Gold funds are one of the newest ways to invest in gold as an asset without the necessity to hold the commodity in its physical form. They are basically a type of mutual funds and can be categorised as open-ended investments, based on the units provided by the gold Exchange Traded Fund. These funds can also be used as a hedge to protect an investor against economic shocks. Many individuals diversify their investment portfolio with a part going into gold funds to secure themselves from the fluctuating market.
Is it worth investing in gold funds?
The primary aim of putting money into gold funds is to generate wealth during the investment tenure and create a cushion against market fluctuation. The return of the best gold funds can sometimes outgrow the actual price of the precious metal itself – a lucrative opportunity for investors. If an investor opts for long-term gold mutual funds, the returns received will be calculated based on the current market's gold prices. It can offer a significant return if the price of gold increases at the time of redemption.

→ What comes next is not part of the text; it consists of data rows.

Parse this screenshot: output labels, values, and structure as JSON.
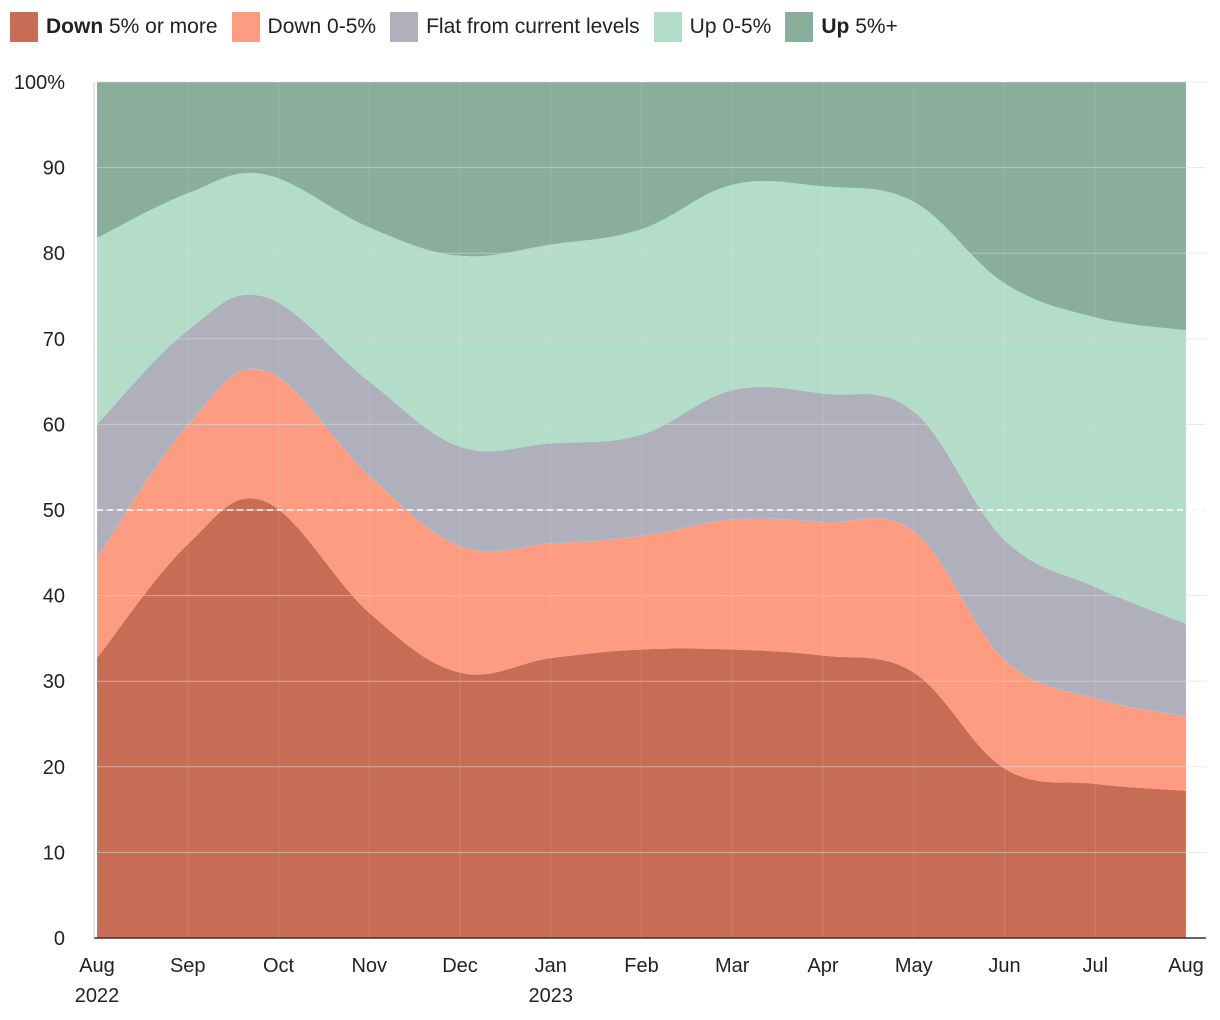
{
  "chart_data": {
    "type": "area",
    "stacked": true,
    "normalized": true,
    "ylim": [
      0,
      100
    ],
    "yticks": [
      0,
      10,
      20,
      30,
      40,
      50,
      60,
      70,
      80,
      90,
      100
    ],
    "ytick_labels": [
      "0",
      "10",
      "20",
      "30",
      "40",
      "50",
      "60",
      "70",
      "80",
      "90",
      "100%"
    ],
    "reference_line": {
      "value": 50,
      "style": "dashed"
    },
    "x_ticks": [
      {
        "label": "Aug",
        "year": "2022",
        "x": 0
      },
      {
        "label": "Sep",
        "year": "",
        "x": 1
      },
      {
        "label": "Oct",
        "year": "",
        "x": 2
      },
      {
        "label": "Nov",
        "year": "",
        "x": 3
      },
      {
        "label": "Dec",
        "year": "",
        "x": 4
      },
      {
        "label": "Jan",
        "year": "2023",
        "x": 5
      },
      {
        "label": "Feb",
        "year": "",
        "x": 6
      },
      {
        "label": "Mar",
        "year": "",
        "x": 7
      },
      {
        "label": "Apr",
        "year": "",
        "x": 8
      },
      {
        "label": "May",
        "year": "",
        "x": 9
      },
      {
        "label": "Jun",
        "year": "",
        "x": 10
      },
      {
        "label": "Jul",
        "year": "",
        "x": 11
      },
      {
        "label": "Aug",
        "year": "",
        "x": 12
      }
    ],
    "x_range": [
      0,
      12
    ],
    "x": [
      0,
      1.0,
      1.85,
      3.0,
      4.0,
      5.0,
      6.0,
      7.0,
      8.0,
      9.0,
      10.0,
      11.0,
      12.0
    ],
    "legend": [
      {
        "bold": "Down",
        "rest": " 5% or more",
        "color": "#c76d56"
      },
      {
        "bold": "",
        "rest": "Down 0-5%",
        "color": "#fd9c80"
      },
      {
        "bold": "",
        "rest": "Flat from current levels",
        "color": "#b0b0bd"
      },
      {
        "bold": "",
        "rest": "Up 0-5%",
        "color": "#b3dcc9"
      },
      {
        "bold": "Up",
        "rest": " 5%+",
        "color": "#89ae9b"
      }
    ],
    "series": [
      {
        "name": "Down 5% or more",
        "color": "#c76d56",
        "values": [
          32.7,
          46,
          51,
          38,
          31,
          32.7,
          33.7,
          33.7,
          33,
          31,
          19.8,
          18,
          17.2
        ]
      },
      {
        "name": "Down 0-5%",
        "color": "#fd9c80",
        "values": [
          11.8,
          14,
          15.3,
          16,
          14.8,
          13.4,
          13.3,
          15.2,
          15.6,
          16.5,
          12.7,
          10,
          8.7
        ]
      },
      {
        "name": "Flat from current levels",
        "color": "#b0b0bd",
        "values": [
          15.5,
          11,
          8.6,
          11,
          11.6,
          11.7,
          11.8,
          15.1,
          15,
          14,
          14,
          13,
          10.8
        ]
      },
      {
        "name": "Up 0-5%",
        "color": "#b3dcc9",
        "values": [
          21.8,
          16,
          14.3,
          18,
          22.3,
          23.2,
          24,
          24,
          24.2,
          24.5,
          30,
          31.5,
          34.3
        ]
      },
      {
        "name": "Up 5%+",
        "color": "#89ae9b",
        "values": [
          18.2,
          13,
          10.8,
          17,
          20.3,
          19,
          17.2,
          12,
          12.2,
          14,
          23.5,
          27.5,
          29
        ]
      }
    ]
  }
}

Gold funds are taxed similarly as gold jewellery and depend on investment duration. If the tenure is less than three years, it is considered a short-term investment. The revenue is added to the investor's gross income to calculate tax. For the long-term investment of more than three years, gold funds are taxed at 20%.
Who should invest?
Gold funds are ideal for diversifying portfolios and lowering the risk of investment. It is regulated by market regulator Securities and Exchange Board of India (SEBI), which lowers the risk associated with investing in a mutual fund. Gold funds are insulated from financial market fluctuations, thus are relatively stable and attractive to conservative investors.
A major drawback of these funds is they offer lower returns when compared to equities. Thus, gold may not be a long-term option for wealth creation for a lot of investors. It gives relatively higher returns only during periods of market collapse.